Bayesian analysis of cosmic structures

TL;DR

This paper revises Bayesian methods for analyzing cosmic large-scale structures, emphasizing the non-Gaussian nature of galaxy distributions, and evaluates the effectiveness of the Poisson-lognormal model in reconstructing cosmic density fields.

Contribution

It demonstrates the application of Hamiltonian sampling with a lognormal prior for cosmic structure analysis and discusses the model's limitations and extensions.

Findings

Over-dense regions are well reconstructed at 4 h^{-1} Mpc scales.

Under-dense regions are poorly recovered, with lower densities than N-body simulations.

The Poisson-lognormal model accurately reproduces the two-point statistics of matter distribution.

Abstract

We revise the Bayesian inference steps required to analyse the cosmological large-scale structure.

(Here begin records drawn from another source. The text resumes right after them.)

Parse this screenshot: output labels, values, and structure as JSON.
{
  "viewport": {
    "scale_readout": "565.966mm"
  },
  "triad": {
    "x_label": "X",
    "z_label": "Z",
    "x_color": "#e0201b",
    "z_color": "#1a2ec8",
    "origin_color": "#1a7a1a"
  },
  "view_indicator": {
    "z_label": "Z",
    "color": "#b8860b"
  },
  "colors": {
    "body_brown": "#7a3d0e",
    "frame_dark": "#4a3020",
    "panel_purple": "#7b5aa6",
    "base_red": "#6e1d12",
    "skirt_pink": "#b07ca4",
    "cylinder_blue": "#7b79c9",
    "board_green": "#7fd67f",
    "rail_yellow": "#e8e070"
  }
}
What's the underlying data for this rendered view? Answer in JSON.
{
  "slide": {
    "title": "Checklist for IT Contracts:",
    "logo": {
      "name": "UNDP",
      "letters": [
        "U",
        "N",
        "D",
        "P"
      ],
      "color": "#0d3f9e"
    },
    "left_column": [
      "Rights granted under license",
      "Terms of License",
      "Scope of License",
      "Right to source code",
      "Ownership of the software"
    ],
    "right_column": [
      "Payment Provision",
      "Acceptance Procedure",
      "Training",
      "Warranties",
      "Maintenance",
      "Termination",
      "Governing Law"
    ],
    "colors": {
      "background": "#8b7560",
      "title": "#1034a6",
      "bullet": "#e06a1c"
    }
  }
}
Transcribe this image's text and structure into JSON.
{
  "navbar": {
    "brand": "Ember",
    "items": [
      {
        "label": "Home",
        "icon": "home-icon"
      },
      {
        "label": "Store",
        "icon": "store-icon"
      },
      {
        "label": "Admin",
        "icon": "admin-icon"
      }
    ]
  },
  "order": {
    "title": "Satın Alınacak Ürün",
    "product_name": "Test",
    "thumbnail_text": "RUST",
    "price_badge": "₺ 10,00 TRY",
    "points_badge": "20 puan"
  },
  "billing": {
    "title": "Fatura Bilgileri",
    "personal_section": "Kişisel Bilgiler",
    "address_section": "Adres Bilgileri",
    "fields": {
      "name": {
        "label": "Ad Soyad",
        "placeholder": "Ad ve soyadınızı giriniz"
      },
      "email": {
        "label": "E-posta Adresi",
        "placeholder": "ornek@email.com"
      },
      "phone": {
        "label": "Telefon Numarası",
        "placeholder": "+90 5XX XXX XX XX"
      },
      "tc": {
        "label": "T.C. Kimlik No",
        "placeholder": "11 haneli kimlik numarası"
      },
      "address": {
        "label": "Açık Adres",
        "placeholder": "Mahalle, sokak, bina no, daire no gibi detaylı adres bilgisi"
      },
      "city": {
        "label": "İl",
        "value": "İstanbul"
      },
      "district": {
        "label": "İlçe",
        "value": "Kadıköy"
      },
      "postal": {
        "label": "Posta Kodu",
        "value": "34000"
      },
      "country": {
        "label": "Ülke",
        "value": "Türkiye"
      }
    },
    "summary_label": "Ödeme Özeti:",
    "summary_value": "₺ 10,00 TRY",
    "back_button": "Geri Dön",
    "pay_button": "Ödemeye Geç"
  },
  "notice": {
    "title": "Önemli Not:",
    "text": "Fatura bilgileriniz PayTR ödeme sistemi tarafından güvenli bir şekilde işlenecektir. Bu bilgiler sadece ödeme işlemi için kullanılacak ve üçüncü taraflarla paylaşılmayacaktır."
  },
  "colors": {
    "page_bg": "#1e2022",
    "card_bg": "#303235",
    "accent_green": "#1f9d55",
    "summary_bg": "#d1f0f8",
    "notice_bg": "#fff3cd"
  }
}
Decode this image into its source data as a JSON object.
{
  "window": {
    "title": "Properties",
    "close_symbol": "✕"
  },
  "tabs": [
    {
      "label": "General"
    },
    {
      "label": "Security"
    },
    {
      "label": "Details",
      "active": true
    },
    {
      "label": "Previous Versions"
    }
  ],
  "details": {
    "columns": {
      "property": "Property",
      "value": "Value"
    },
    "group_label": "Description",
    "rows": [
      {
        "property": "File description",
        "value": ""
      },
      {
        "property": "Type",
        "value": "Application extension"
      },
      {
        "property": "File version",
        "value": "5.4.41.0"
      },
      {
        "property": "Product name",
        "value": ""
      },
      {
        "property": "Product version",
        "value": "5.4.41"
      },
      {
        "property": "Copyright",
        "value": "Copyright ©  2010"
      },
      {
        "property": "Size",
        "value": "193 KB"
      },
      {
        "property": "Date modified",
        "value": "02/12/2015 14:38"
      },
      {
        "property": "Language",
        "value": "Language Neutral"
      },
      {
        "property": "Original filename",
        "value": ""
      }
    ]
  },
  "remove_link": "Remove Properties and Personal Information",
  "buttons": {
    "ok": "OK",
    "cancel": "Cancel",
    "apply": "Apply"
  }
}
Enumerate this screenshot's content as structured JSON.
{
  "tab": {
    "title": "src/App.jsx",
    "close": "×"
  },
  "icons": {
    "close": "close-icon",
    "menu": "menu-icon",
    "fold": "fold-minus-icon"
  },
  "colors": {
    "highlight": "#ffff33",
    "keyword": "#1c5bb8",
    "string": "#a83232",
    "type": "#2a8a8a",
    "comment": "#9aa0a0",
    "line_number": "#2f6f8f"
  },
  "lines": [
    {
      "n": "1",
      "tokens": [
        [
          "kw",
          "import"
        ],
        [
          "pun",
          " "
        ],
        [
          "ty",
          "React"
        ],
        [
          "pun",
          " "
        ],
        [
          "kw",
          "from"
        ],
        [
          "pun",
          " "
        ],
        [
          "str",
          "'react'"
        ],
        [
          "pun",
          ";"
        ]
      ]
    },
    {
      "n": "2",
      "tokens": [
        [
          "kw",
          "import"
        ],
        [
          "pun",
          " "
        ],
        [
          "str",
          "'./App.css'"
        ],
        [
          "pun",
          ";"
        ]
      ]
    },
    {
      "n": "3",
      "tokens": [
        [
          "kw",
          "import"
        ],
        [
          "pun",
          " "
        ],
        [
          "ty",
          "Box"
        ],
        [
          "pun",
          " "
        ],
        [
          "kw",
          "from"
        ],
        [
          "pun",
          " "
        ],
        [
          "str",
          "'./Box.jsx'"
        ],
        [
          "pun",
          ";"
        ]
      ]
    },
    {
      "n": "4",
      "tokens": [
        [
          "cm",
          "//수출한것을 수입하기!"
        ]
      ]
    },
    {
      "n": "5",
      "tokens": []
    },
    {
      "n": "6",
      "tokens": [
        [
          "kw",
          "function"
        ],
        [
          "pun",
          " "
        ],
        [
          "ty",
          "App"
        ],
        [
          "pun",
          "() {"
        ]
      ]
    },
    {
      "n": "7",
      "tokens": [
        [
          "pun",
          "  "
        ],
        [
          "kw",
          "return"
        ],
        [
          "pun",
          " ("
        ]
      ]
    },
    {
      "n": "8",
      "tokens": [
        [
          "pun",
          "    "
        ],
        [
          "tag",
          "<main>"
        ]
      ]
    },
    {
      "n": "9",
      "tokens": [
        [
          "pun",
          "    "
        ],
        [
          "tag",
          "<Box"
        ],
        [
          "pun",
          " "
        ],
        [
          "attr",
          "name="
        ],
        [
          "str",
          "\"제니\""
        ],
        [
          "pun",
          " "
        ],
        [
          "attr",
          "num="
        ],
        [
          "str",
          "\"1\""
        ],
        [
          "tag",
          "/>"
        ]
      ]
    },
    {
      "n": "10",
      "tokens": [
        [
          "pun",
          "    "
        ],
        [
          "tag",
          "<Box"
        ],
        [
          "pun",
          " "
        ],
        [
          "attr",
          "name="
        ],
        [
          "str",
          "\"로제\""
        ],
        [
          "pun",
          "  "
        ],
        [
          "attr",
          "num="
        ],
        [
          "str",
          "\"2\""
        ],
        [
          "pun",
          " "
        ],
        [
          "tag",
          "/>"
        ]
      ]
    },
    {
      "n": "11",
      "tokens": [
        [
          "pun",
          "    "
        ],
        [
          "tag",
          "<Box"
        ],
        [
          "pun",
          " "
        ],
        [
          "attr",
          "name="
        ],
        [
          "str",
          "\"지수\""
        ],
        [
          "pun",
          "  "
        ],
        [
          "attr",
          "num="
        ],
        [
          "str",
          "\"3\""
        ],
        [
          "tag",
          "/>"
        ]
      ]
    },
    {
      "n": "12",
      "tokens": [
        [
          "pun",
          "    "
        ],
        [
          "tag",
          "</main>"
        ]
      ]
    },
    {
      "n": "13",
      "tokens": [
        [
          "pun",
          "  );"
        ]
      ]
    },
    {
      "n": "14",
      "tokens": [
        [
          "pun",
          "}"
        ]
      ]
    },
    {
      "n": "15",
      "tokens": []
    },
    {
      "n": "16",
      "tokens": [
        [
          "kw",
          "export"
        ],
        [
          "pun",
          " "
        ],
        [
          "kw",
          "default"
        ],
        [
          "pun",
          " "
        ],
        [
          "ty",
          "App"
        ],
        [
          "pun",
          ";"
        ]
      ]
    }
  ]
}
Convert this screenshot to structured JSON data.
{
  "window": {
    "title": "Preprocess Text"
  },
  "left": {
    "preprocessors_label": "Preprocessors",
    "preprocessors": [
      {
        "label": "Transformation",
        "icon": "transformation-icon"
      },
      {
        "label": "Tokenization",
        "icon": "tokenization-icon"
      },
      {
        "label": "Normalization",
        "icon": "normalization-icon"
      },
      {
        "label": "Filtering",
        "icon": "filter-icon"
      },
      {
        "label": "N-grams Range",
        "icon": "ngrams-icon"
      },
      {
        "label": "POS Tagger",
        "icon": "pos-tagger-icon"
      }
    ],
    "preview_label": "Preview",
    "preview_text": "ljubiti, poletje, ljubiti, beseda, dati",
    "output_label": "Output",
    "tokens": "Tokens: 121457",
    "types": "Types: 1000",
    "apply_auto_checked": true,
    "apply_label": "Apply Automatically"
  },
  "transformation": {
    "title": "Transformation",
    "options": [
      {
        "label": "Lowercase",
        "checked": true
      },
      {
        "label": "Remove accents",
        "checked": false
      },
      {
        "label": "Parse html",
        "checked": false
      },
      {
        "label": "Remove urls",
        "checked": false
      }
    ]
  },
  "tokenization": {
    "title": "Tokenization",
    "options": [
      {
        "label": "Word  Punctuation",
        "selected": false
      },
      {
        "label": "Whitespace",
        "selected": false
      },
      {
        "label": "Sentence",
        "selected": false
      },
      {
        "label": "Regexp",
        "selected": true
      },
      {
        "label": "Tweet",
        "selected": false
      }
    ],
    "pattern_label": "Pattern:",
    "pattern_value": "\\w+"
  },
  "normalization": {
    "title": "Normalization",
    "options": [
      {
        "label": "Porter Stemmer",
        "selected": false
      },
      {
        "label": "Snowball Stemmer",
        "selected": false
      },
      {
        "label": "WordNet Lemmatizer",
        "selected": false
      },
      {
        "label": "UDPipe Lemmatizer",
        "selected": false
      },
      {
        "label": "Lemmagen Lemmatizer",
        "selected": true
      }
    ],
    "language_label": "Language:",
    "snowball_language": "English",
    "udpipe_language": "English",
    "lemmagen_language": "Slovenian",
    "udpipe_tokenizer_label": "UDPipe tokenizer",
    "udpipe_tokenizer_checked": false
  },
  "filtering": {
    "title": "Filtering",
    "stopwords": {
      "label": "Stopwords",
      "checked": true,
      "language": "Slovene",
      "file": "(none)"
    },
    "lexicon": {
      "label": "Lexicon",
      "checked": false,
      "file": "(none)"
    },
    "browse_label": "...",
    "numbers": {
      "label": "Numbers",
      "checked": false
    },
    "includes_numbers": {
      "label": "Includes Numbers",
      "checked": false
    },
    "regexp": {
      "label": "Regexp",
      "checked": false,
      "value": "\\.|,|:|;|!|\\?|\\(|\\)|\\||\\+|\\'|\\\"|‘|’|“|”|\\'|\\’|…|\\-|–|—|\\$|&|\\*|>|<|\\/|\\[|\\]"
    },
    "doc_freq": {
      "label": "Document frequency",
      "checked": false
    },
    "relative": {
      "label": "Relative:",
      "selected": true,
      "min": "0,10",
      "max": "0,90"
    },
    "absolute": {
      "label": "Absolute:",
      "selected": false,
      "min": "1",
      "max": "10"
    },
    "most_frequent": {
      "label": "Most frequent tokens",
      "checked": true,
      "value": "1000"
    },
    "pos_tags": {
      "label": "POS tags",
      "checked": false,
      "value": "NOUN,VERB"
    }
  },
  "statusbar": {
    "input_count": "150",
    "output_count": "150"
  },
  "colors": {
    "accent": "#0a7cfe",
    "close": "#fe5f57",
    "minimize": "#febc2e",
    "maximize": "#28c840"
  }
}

Here we make special emphasis in the complications which arise due to the non-Gaussian character of the galaxy and matter distribution. In particular we investigate the advantages and limitations of the Poisson-lognormal model and discuss how to extend this work. With the lognormal prior using the Hamiltonian sampling technique and on scales of about 4 h^{-1} Mpc we find that the over-dense regions are excellent reconstructed, however, under-dense regions (void statistics) are quantitatively poorly recovered. Contrary to the maximum a posteriori (MAP) solution which was shown to over-estimate the density in the under-dense regions we obtain lower densities than in N-body simulations. This is due to the fact that the MAP solution is conservative whereas the full posterior yields samples which are consistent with the prior statistics. The lognormal prior is not able to capture the full non-linear regime at scales below ~ 10 h^{-1} Mpc for which higher order correlations would be required to describe the matter statistics. However, we confirm as it was recently shown in the context of Ly-alpha forest tomography that the Poisson-lognormal model provides the correct two-point statistics (or power-spectrum).